I only took one med but had my blood drawn every few days. Others quite a few more and never had blood draws. A few had electro shock therapy. Jamie was one of them. He would go down for therapy two times a week and I wouldn’t see him all that day and half the next. His memory became an issue when they bumped him up to three treatments in a week, towards the end of my stay. It got worse and worse. One day he came up to me and told me it wouldn’t be long before he wouldn’t remember me at all and not to be upset, it wasn’t my fault.
“I can’t even remember my mom sometimes” I cried when it finally happened.

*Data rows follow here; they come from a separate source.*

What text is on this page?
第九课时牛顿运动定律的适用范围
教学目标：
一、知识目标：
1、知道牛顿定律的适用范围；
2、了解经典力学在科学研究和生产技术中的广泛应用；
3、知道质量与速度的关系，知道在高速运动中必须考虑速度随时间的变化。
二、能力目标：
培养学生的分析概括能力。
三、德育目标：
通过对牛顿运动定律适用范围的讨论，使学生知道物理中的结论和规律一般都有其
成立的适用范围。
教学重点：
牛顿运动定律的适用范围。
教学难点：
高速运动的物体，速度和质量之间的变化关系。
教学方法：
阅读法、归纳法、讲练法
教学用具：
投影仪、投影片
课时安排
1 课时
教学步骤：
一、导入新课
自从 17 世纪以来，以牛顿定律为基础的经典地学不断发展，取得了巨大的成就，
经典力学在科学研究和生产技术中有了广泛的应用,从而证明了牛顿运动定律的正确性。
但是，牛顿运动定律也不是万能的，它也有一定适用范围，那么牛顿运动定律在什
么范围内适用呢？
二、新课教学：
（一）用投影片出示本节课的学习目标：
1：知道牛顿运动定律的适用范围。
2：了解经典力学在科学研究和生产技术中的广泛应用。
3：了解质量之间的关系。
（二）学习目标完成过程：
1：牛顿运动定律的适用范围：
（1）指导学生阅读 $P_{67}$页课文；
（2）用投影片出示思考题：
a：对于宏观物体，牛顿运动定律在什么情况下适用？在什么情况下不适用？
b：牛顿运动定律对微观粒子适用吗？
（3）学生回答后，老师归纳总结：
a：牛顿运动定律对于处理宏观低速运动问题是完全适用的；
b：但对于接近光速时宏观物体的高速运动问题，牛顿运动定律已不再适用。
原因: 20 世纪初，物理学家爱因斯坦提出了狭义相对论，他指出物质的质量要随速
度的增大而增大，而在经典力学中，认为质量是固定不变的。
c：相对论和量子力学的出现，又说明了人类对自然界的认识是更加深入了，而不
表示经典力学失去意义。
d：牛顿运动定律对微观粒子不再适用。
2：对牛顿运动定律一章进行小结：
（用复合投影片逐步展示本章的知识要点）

Jamie was caught trying to jump off the Suspension Bridge. His lover had left him. He wanted to die. Jeff had taken an overdose. His wife had left him. He wanted to die. Same scenario. Same doctor. Jamie got ECT treatments. Jeff got meds. Jamie deteriorated. Jeff did okay. Jamie was gay. Jeff was straight. Jamie came to me and protected me on my first day. Jeff spent thanksgiving with me after my mom left and every one else still had visitation for an hour. No one explained to me the extreme difference in treatments between the two with very similar problems and the same doctor. So, at fourteen, I came up with my own explanations. That doctor doesn’t come off so well in my idea for why this was as it was.
The man in the room off the left hall got IV treatments several times a day. At meal times he was rolled into the nurses station in a wheelchair and fed through an IV tube. But he was in for AIDS not psych. His treatment was worse than the rest of ours, if only because he was no longer capable of complaining about it with the rest of us. I put up pictures in his room so he wouldn’t have to stare at blank walls, but I don’t know what good it did in the end.
Which is worse, to be left in the psych ward to die. Or to be left in the psych ward watching someone else left in the psych ward to die.